‘There are just so many ways to hide this stuff’
But the aid packages to large for-profit operations have raised eyebrows among industry watchdogs. Brian Lee, executive director of the Families for Better Care advocacy group, points to Ensign Group, a publicly traded skilled nursing company that in August announced it was returning all $110 million it had received through the Provider Relief Fund. The organization enjoyed strong profitability during the second quarter of the year. “We know that there’s a high degree of responsibility that accompanies government reimbursement,” CEO Barry Port said on an earnings call.
Despite the pandemic, Ensign’s stock price has soared to record levels. Zacks Equity Research recently ranked Ensign an “incredible growth stock,” estimating its cash flow growth is up more than 18 percent over the year. “They’re trading at the highest level they’ve ever traded at, in the middle of a pandemic in which they’re supposed to be bleeding money,” Lee says, suggesting Ensign’s success challenges the notion that for-profit homes are struggling — and raises the possibility that other companies on comfortable financial footing received government funds and opted to keep the money.
But many publicly traded nursing home companies saw their stock prices plummet in February and March and haven’t rebounded. Yet the way nursing homes are structured makes it difficult to gauge how well or how poorly for-profits are doing financially. These facilities are often set up as small nursing companies owned by larger corporations. Those corporations may own a group of separate companies that hire nursing home staff or lease real estate, keeping the day-to-day nursing home operations separate from the rest of the organization. It’s a structure that allows a parent company to potentially shield many assets if a nursing home is sued for negligence.
“These big companies all have separate property companies, management companies, staffing, therapy, financing,” says Charlene Harrington, a professor emeritus of sociology and nursing at the University of California in San Francisco. “If you’re only looking at the operating company, you’re not able to figure out what’s happening with the money.”
Industry watchdogs worry that some for-profit homes are funneling aid dollars into these separate companies rather than spending the money on residents’ care. Nursing home companies can put federal dollars toward paying rent to their parent company, for example.
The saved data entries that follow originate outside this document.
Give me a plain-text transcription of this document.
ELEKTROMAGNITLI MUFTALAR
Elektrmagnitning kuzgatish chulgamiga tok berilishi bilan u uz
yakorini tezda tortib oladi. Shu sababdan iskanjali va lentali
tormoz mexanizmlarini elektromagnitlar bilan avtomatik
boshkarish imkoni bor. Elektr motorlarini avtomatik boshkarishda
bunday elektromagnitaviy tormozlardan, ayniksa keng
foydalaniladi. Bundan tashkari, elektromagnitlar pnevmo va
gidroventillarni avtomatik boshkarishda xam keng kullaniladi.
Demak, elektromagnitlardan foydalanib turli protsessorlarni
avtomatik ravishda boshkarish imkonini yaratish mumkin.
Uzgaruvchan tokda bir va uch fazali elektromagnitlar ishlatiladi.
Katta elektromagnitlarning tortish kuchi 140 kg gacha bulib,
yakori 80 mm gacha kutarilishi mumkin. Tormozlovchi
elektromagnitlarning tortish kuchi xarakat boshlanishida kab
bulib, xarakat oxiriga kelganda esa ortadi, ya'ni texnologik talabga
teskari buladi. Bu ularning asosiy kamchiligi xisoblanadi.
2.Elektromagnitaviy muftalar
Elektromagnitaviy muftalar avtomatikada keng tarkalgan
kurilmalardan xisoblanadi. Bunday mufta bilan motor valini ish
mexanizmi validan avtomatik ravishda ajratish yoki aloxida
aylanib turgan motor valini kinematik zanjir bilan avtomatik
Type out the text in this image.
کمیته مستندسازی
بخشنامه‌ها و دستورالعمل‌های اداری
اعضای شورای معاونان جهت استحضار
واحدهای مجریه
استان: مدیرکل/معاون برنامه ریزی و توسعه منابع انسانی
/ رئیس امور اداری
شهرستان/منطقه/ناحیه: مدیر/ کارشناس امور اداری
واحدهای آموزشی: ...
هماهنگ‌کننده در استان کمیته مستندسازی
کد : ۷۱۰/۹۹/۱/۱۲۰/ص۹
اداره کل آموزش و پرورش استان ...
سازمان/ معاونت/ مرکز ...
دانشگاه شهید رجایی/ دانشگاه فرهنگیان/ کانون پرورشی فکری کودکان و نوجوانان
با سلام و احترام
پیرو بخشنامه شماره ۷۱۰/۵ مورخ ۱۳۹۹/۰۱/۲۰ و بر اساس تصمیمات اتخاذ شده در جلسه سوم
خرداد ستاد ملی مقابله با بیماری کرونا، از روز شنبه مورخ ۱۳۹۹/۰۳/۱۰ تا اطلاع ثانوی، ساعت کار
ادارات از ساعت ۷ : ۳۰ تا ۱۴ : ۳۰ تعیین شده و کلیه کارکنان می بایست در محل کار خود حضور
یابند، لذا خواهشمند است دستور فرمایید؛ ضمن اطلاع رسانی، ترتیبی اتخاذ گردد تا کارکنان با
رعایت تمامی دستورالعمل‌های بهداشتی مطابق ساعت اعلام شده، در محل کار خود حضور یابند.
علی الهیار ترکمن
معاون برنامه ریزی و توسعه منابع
If a parent company also happens to own or have a close relationship with a medical supply manufacturer — which is uncommon but not unheard of — it can effectively charge itself a premium for personal protective equipment, using federal aid to pay. “If you spent $1 million on PPE, that doesn’t tell you how much PPE you bought. Was that bought at market rates? There are just so many ways to hide this stuff,” Wasserman says.
Staffing shortages persist despite aid packages
Despite the distribution of funds, staff shortages are still commonplace, contributing to the pandemic’s spread within nursing homes. A recent AARP analysis of federal nursing home data found that more than 1 in 4 nursing homes across the country had a staff shortage in the four weeks ending Oct. 18. In South Dakota and Kansas, roughly half of facilities were short-staffed.
Research has connected staff shortages to increased risk of coronavirus infection, as employees assume more responsibilities and interact with more residents than they would at higher-staffed operations. Harrington conducted a study this year that found understaffed California nursing facilities were twice as likely to have coronavirus infections as nursing homes that were sufficiently staffed.
She says residents would be better served if government aid dollars were used to hire additional workers and registered nurses, or to bolster wages to make these positions more attractive. Many of the industry’s roughly 700,000 certified nursing assistants make less than $15 an hour.
“The research is so strong that if you have more total staff and more registered nurses, that’s the only factor that’s really protective against the COVID virus,” Harrington says. “We’re giving them all that money, but we don’t require them to meet standards.”
The nursing home industry has for years contended that facilities are understaffed in part because it is difficult to find qualified workers. Harrington contends the industry’s recruiting struggles are partly self-inflicted by low wages, particularly at for-profit facilities. The median pay for nursing assistants in the U.S. is just under $30,000 annually, according to federal data. Registered nurses in nursing care facilities make a more comfortable $70,000, but they’d make considerably more in medical or surgical hospitals or outpatient care facilities.
“The shortages are caused because you could get a job as a janitor [instead],” Harrington says. “You won’t need the training, and you might make more money than you would in a nursing home where you’re exposed to COVID.”